The rest of what I said: on religion & facts

The rest of what I said: on religion & facts

There wasn’t room for everything that I said in that interview the Washington Examiner did with me. So as not to waste anything, I’ll post the outtakes here:

1. A recent Pew study found that atheists and agnostics scored higher on a religion quiz than did people of faith. How important are facts to faith? And/or can God thrive when his followers lack an understanding of the facts?

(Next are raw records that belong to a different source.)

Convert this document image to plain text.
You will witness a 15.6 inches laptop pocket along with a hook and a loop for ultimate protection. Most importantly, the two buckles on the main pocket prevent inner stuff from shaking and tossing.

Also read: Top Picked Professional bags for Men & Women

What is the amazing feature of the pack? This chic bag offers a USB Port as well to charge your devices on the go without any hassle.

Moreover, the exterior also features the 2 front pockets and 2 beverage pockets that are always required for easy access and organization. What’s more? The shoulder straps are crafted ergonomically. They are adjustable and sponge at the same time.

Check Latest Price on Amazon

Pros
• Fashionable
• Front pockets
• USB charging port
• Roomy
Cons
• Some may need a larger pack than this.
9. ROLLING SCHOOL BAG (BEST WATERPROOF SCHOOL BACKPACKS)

Some people think religion is just a matter of what goes on in their heads. They make up something that works for them, they think, selecting from the great cosmic smorgasbord to construct a kind of spirituality that makes them feel better. Though Christians are guilty of this too, Christianity does not work like that. It teaches that God became Man, that Jesus is literally God in the flesh. And that somehow when He was executed by torture He bore the sins of the world, taking our punishment and letting His goodness count as ours. And that He rose again, physically, from the dead.

The whole Christian faith rests on facts. We can theorize, we can intellectualize, we can debate abstractions. But what if these things really happened, as historical objective facts? Then the theoretical discussions don’t really matter.

One of my pet peeves in theology is the way many Christians approach the problem of evil, how a good God could allow all of these bad things to happen. That’s a profound question. But the answers given often assume that God is some abstract deity looking down on the world from above. But Christianity teaches that God came into this world of suffering, that He Himself not only suffered but took the world’s evil into Himself, and that He redeemed it!

Not that this answers all of the questions, but it certainly complicates the issue and underscores the difference between the Christian God and God as most people conceive Him.